In the past, the government has been fine with this because whoever receives the interest payments pays taxes on that interest they earn. Still, what the government also has done is create an incentive.

“The corporate interest deduction makes it less expensive for companies to borrow,” said Jaret Seiberg, a financial policy analyst at Cowen. “By making debt less expensive, it becomes more attractive.”

So it’s no surprise that some businesses borrow not just because they need to borrow, but to cut their tax bills.

“The system is now biased in favor of debt,” said Eric Toder, with the Urban-Brookings Tax Policy Center.

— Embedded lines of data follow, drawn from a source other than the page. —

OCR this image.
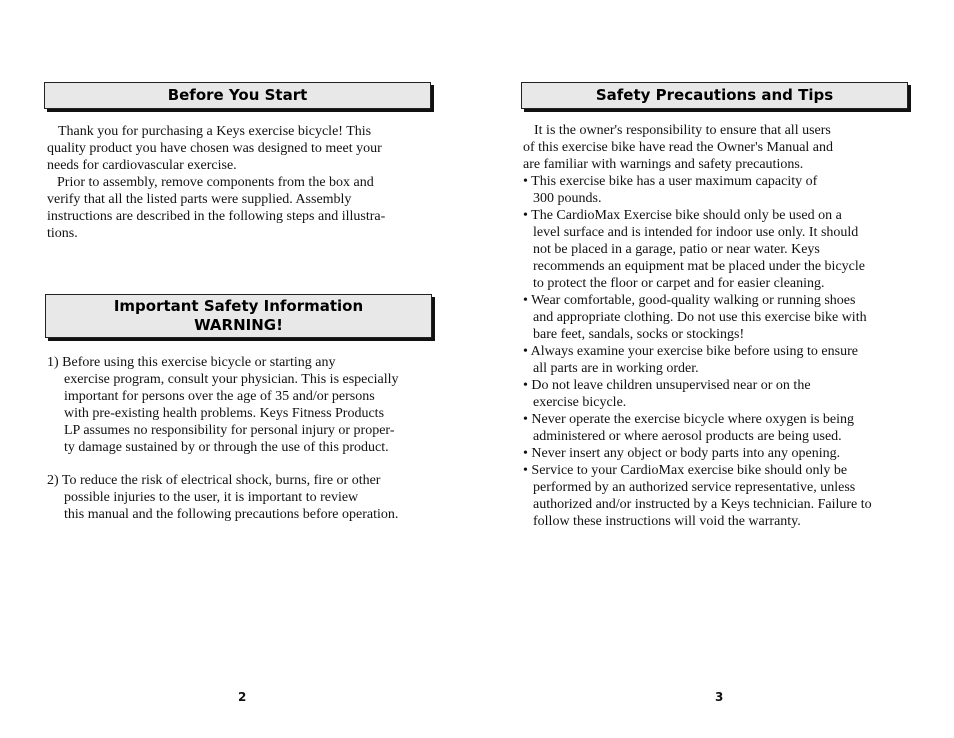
Before You Start
Thank you for purchasing a Keys exercise bicycle! This
quality product you have chosen was designed to meet your
needs for cardiovascular exercise.
Prior to assembly, remove components from the box and
verify that all the listed parts were supplied. Assembly
instructions are described in the following steps and illustra-
tions.
Important Safety Information
WARNING!
1) Before using this exercise bicycle or starting any
exercise program, consult your physician. This is especially
important for persons over the age of 35 and/or persons
with pre-existing health problems. Keys Fitness Products
LP assumes no responsibility for personal injury or proper-
ty damage sustained by or through the use of this product.
2) To reduce the risk of electrical shock, burns, fire or other
possible injuries to the user, it is important to review
this manual and the following precautions before operation.
2
Safety Precautions and Tips
It is the owner's responsibility to ensure that all users
of this exercise bike have read the Owner's Manual and
are familiar with warnings and safety precautions.
• This exercise bike has a user maximum capacity of
300 pounds.
• The CardioMax Exercise bike should only be used on a
level surface and is intended for indoor use only. It should
not be placed in a garage, patio or near water. Keys
recommends an equipment mat be placed under the bicycle
to protect the floor or carpet and for easier cleaning.
• Wear comfortable, good-quality walking or running shoes
and appropriate clothing. Do not use this exercise bike with
bare feet, sandals, socks or stockings!
• Always examine your exercise bike before using to ensure
all parts are in working order.
• Do not leave children unsupervised near or on the
exercise bicycle.
• Never operate the exercise bicycle where oxygen is being
administered or where aerosol products are being used.
• Never insert any object or body parts into any opening.
• Service to your CardioMax exercise bike should only be
performed by an authorized service representative, unless
authorized and/or instructed by a Keys technician. Failure to
follow these instructions will void the warranty.
3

Some businesses are very clever about how they use this tax break. A multinational corporation with a foreign affiliate can borrow from itself, Greenberg pointed out. If that affiliate is based in a low-tax foreign country like Ireland, the company not only gets a tax break for borrowing from itself, but it gets another another tax savings because the interest income is taxed at a lower rate than in the United States.

Does every company do this? No. But “as far as we can tell, it’s a pretty common practice,” Greenberg said.

The idea of limiting the corporate interest deductions would close loopholes like this. It would also save the government as much as $1.5 trillion over a decade if it is completely eliminated. But that’s going to be politically difficult.

“Groups are going to fight hard,” Cowen’s Sieberg said. “Auto dealers, which rely on debt to finance inventory … farmers, who borrow heavily for both the costs of planning as well as to buy land … banks whose whole business is borrowing money to lend it.”